Is Tokenization Needed for Masked Particle Modelling?
This work incrementally improves foundation models for high-energy physics jets, benefiting researchers in particle physics with better classification, vertex finding, and track identification.
The paper tackles inefficiencies in masked particle modeling (MPM) for self-supervised learning on unordered sets in high-energy physics, achieving significant performance improvements by introducing new reconstruction methods without tokenization or discretization that outperform the original MPM on jet physics tasks.

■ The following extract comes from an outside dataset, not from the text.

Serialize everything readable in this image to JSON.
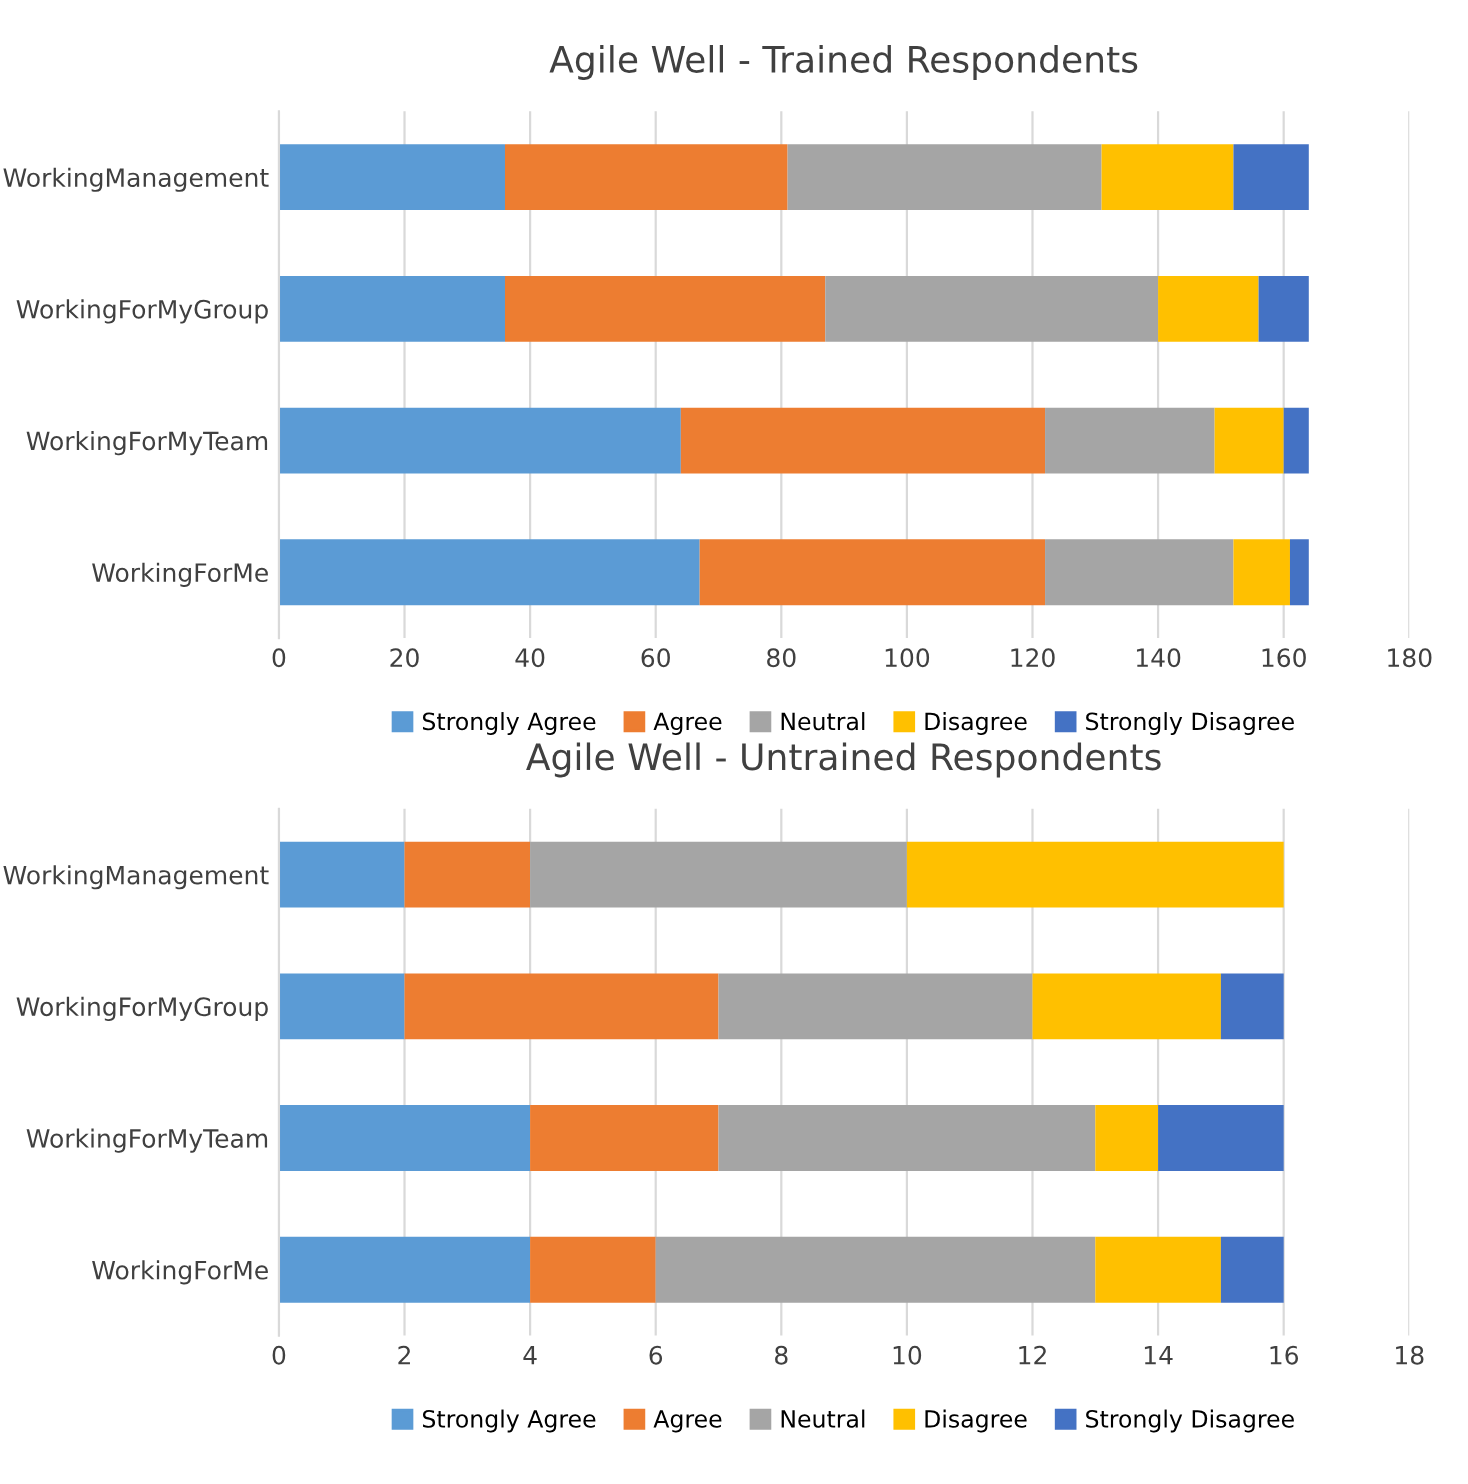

In this work, we significantly enhance masked particle modeling (MPM), a self-supervised learning scheme for constructing highly expressive representations of unordered sets relevant to developing foundation models for high-energy physics. In MPM, a model is trained to recover the missing elements of a set, a learning objective that requires no labels and can be applied directly to experimental data. We achieve significant performance improvements over previous work on MPM by addressing inefficiencies in the implementation and incorporating a more powerful decoder. We compare several pre-training tasks and introduce new reconstruction methods that utilize conditional generative models without data tokenization or discretization. We show that these new methods outperform the tokenized learning objective from the original MPM on a new test bed for foundation models for jets, which includes using a wide variety of downstream tasks relevant to jet physics, such as classification, secondary vertex finding, and track identification.